Right now I'm sitting in a talk about Bazaar with Launchpad. Bazaar is named for gun nut Eric Raymond's The Cathedral and the Bazaar, a classic essay within the free software movement.

Geeks I interviewed seem to rank Bazaar more highly than Subversion, Subversion more highly than CVS. Mercurial may be even better than Baazar.

Earlier I attended some open space discussions: of Pygame (games projected), of possibly organizing a business conference (eGenix).

I mostly just listened, while writing descriptions for, and uploading, five Pythonic mathcasts to Showmedo. The wireless hotspots here are quite fast, thanks to Aistė, so the video files uploaded quickly.

OK, time for some lightning talks in Alpha. Amazing stuff: LOLPython, web serving from a mobile phone (Nokia) running Apache & py_mod. Chandler. Zope3 (Zope instances are dead). z3c.ormJS. PyCon UK. Enso. EGEE grid.

Python 3000: Guido encourages developers to use the upcoming Python 2.6 and a new source code conversion tool to begin developing 3.0 versions of the code, starting with excellent unit tests.

Monday, July 09, 2007

A Few Photos

python argentina

geeks on break


some sun at last

Sunday, July 08, 2007

EuroPython HQS

FOSS boss Aistė Kesminaitė met us at POV (Programmers of Vilnius), of which company she is Director. Aistė speaks perfect English, Lithuanian, Russian, Polish, also French and German.

She's been organizing EuroPython pretty much single- handedly on site, just returned with boxes full of newly printed programs. Now she and Jacob are off in search of a printer ink cartridge, on a Sunday.

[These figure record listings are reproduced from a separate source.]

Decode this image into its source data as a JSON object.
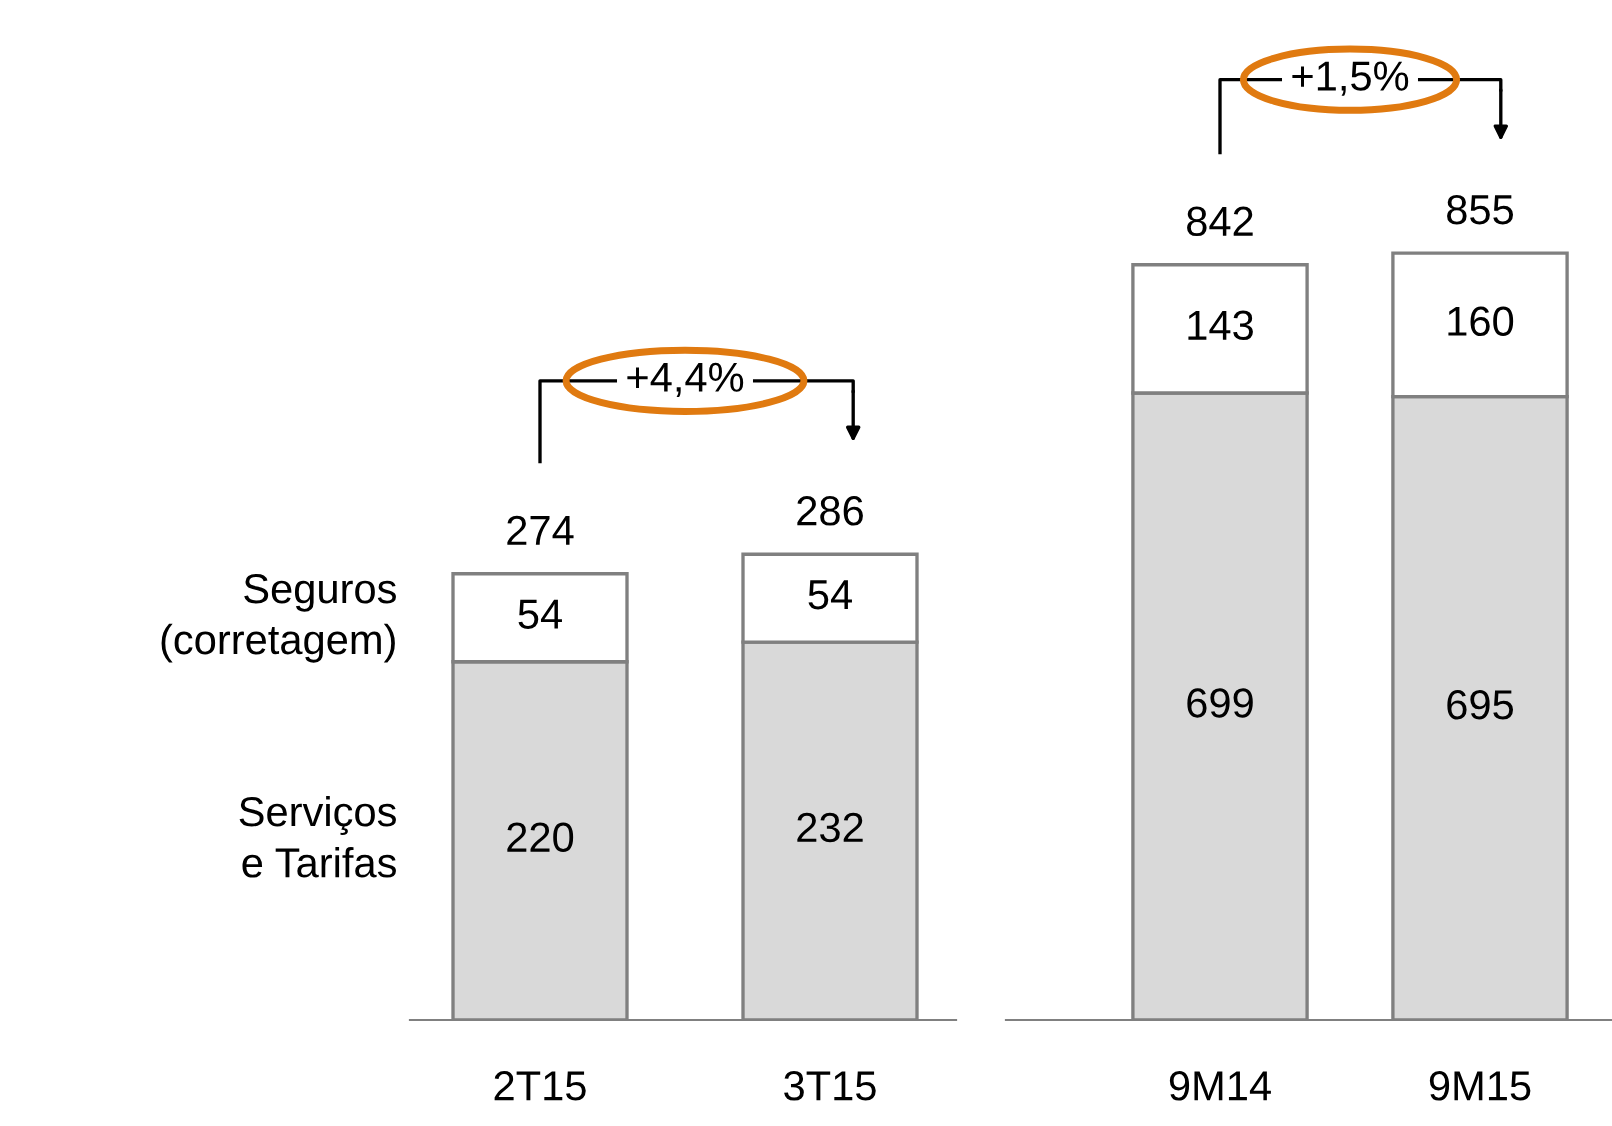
{
  "chart_data": [
    {
      "type": "bar",
      "stacked": true,
      "categories": [
        "2T15",
        "3T15"
      ],
      "tick_labels": "x",
      "data_labels": true,
      "legend": "left",
      "series": [
        {
          "name": "Serviços e Tarifas",
          "color": "#d9d9d9",
          "values": [
            220,
            232
          ]
        },
        {
          "name": "Seguros (corretagem)",
          "color": "#ffffff",
          "values": [
            54,
            54
          ]
        }
      ],
      "totals": [
        "274",
        "286"
      ],
      "annotations": [
        "+4,4%"
      ]
    },
    {
      "type": "bar",
      "stacked": true,
      "categories": [
        "9M14",
        "9M15"
      ],
      "tick_labels": "x",
      "data_labels": true,
      "series": [
        {
          "color": "#d9d9d9",
          "values": [
            699,
            695
          ]
        },
        {
          "color": "#ffffff",
          "values": [
            143,
            160
          ]
        }
      ],
      "totals": [
        "842",
        "855"
      ],
      "annotations": [
        "+1,5%"
      ]
    }
  ]
}
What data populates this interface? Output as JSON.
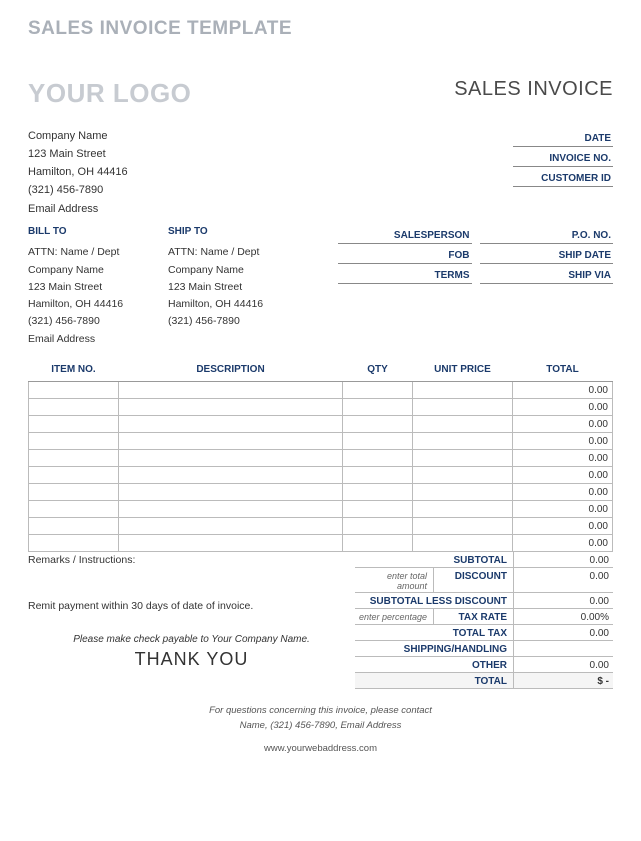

Laura is hard at work on her laptop.

Really there's a lot of color printing still to be done, plus the USB cable to Laura's low end color printer appears to be broken.

Aistė and Jacob decide on the spot to purchase a brand new HP color laser printer. POV needs one anyway. I carry it in from the car.

Given the USB cable is broken, Aistė struggles to get the new HP 2840 working as a network printer. Finally, Ubuntu comes through, using a generic Postscript driver.

Later Aistė and I drive to the hotel, where we meet up with other geeks. Here, the game is to decide where to put some additional wireless access points, including these four industrial strength ones Aistė has borrowed.

Google, a sponsor, has sent promotional materials, including a banner display.

I did a screen test in one of the rooms. The equipment at Reval Hotel Lietuva is all top of the line.

Oh yeah, I finally figured out how to change my Blogger interface back to English.